A standard thesaurus, such as the most recent edition of Roget’s Thesaurus, or that provided with word processing programs.
- You are responsible for knowledge of your computer’s functions and its efficiency in producing your work. You therefore have no excuse if either you, the computer, or related components “malfunction.” You also are responsible for the availability of facilities for all parts of the production process of assigned work.
- If you have a serious problem that interferes with your timely completion of course work, contact the instructor.
- Plagiarized papers will be assigned a grade of “0.” As indicated in CCBC’s Code of Academic Integrity, students found guilty of plagiarism will experience sanctions, including a written reprimand, failure of the assignment, failure of the course, and/or dismissal from the program.
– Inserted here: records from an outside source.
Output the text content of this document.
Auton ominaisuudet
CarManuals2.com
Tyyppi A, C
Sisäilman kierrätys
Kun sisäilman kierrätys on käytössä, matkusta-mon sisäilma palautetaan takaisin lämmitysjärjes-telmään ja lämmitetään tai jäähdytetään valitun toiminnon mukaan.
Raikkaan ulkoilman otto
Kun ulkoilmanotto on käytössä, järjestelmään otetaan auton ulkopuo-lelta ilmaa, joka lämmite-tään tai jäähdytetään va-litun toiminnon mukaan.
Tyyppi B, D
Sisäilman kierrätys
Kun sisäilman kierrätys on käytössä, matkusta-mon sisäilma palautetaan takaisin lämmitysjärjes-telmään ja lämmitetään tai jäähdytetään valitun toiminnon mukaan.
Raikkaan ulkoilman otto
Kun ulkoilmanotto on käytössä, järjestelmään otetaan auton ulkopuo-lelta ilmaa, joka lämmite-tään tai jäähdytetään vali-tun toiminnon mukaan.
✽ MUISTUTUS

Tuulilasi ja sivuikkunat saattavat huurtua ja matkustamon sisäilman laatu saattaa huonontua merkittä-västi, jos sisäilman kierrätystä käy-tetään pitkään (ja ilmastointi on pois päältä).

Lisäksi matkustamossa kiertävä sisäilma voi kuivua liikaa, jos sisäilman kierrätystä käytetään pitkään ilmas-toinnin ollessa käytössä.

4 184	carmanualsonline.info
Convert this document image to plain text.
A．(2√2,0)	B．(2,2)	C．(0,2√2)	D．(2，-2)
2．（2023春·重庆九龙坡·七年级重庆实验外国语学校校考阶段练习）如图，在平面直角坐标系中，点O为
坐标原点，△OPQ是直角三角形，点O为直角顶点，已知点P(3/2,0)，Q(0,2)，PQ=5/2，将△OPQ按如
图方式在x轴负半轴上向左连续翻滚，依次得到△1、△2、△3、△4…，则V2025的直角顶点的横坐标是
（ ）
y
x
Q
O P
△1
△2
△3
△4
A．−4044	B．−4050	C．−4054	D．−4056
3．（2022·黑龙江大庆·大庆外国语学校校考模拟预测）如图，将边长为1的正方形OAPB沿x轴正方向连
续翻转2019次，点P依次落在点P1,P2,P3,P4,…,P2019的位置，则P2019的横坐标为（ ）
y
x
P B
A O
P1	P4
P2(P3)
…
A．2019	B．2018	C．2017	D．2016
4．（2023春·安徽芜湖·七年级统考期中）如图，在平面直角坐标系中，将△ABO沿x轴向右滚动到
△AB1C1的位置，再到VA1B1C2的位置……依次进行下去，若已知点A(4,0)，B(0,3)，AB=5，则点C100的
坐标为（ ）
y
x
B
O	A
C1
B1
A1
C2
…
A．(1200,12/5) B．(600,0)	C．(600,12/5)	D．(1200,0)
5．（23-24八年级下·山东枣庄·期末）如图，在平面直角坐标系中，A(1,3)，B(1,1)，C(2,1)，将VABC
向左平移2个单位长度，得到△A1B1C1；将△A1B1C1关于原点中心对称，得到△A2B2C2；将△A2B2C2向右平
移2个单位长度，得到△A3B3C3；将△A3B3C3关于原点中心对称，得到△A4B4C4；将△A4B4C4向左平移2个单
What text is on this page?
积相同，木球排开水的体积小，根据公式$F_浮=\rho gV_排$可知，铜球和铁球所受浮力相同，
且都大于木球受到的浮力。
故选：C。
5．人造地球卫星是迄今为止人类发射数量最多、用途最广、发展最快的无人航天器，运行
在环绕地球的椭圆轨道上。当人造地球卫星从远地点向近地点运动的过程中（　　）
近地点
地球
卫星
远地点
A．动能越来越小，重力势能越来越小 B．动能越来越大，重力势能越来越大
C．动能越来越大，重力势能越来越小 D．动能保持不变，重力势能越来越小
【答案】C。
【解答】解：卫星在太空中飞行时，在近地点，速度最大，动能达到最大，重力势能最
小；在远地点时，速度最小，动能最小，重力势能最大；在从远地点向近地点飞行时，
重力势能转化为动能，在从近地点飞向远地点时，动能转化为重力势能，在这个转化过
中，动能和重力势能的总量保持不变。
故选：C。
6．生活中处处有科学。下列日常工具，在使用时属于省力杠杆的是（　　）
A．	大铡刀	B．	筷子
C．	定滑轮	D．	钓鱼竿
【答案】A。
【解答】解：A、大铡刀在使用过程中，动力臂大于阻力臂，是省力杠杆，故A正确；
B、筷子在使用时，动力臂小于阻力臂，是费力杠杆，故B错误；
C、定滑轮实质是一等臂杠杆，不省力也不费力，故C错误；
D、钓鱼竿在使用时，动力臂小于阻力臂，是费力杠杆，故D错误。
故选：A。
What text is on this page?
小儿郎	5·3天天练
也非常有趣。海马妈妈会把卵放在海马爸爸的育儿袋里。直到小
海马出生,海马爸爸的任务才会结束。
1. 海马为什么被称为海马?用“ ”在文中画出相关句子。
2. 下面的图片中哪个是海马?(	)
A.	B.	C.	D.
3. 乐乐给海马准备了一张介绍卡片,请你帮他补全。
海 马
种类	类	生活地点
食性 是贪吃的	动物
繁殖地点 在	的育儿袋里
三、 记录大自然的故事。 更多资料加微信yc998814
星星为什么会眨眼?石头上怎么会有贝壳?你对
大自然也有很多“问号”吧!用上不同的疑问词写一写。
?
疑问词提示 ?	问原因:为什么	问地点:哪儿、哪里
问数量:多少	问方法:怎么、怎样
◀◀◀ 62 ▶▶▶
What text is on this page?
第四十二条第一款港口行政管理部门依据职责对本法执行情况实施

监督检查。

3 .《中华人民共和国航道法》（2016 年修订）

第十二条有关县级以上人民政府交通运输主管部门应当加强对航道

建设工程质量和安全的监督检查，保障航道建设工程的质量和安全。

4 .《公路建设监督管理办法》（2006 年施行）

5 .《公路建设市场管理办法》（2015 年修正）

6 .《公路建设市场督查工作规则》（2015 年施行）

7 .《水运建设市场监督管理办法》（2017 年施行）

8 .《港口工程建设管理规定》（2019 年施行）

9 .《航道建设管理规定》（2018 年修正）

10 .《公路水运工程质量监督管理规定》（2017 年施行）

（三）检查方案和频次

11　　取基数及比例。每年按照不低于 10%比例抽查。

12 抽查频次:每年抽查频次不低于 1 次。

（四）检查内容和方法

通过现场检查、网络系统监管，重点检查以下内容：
For repeat and extreme offenses, the College reserves the right to suspend or expel students. In this course, papers found to have plagiarized material (intentional or unintentional) will be given a zero and the student will fail the course. Please consult your instructor if you have questions about what constitutes plagiarism.
- All course work must be completed (including the rewrite if required of you); if any course work is missing, you will fail the class. It is the student’s responsibility to maintain a record of all graded assignments.
- All essays should be produced using MS Word. Essays should be double-spaced, using standard font styles and sizes (10 to 12 pt.), as well as standard margins (1 to 1 ½ in.). If you have questions about the standards governing the presentation of assignments, please contact me.
- If you need help, you may confer with me during office hours, during another mutually agreeable time, or via email correspondence. You are also advised to seek assistance at the department’s Writing Center.
- By participating in any class session after the first week of classes, or by performing any of the course work, you have thereby admitted that you have read, understood, and made yourself aware of all terms of this syllabus and have thereby agreed to each.
2/12 Writing Center Orientation (tentative)
3/2 Essay #1 due
Various dates Performance: Walls, CCBC Essex Bldg B
Theatre, Mar. 22, 23, 24 @ 8pm,
Mar. 23, 26 @ 2pm, Mar. 27 @ 10am,
$4 student admission
3/26 Library Orientation (tentative)
4/6-4/15 SPRING BREAK
4/20 Essay #2 due
5/14 Essay #3 due
HINTS FOR SUCCESS
Here are some tips you should follow which will help you to succeed in this course:
- Set aside a specific time each week to work on this course. The estimated amount of time you should spend is 4 hours/week, more in summer/winter condensed semesters.
- Keep in touch with me and your classmates by frequently checking your course e-mail, bulletin board, and calendar. This will help build a sense of community among us. Using the various communications tools provided in this course effectively is the same as "raising your hand" and participating in class discussions.
- Be aware of the time lag that is inherent in most on-line courses. Although the communications tools make it appear that the transfer of information such as assignments is "instantaneous", it does not mean that the reply will be instantaneous. One of the hardest things about an on-line course is becoming comfortable with its asynchronous nature. In general, expect assignments to be returned within one week .
- Familiarize yourself with published deadlines.
- Ask for help when you need it.
- Remember that there are traditional ways for keeping in touch. Use the telephone, a fax, or make an appointment to meet with me on campus.
- Work off-line and save your assignments on your computer before submitting them electronically. You can use the saved version of your work to copy and paste to an on-line assignment or you can attach the saved file to an e-mail or bulletin board message. This will prevent a lot of frustration should your Internet connection or your system "fail".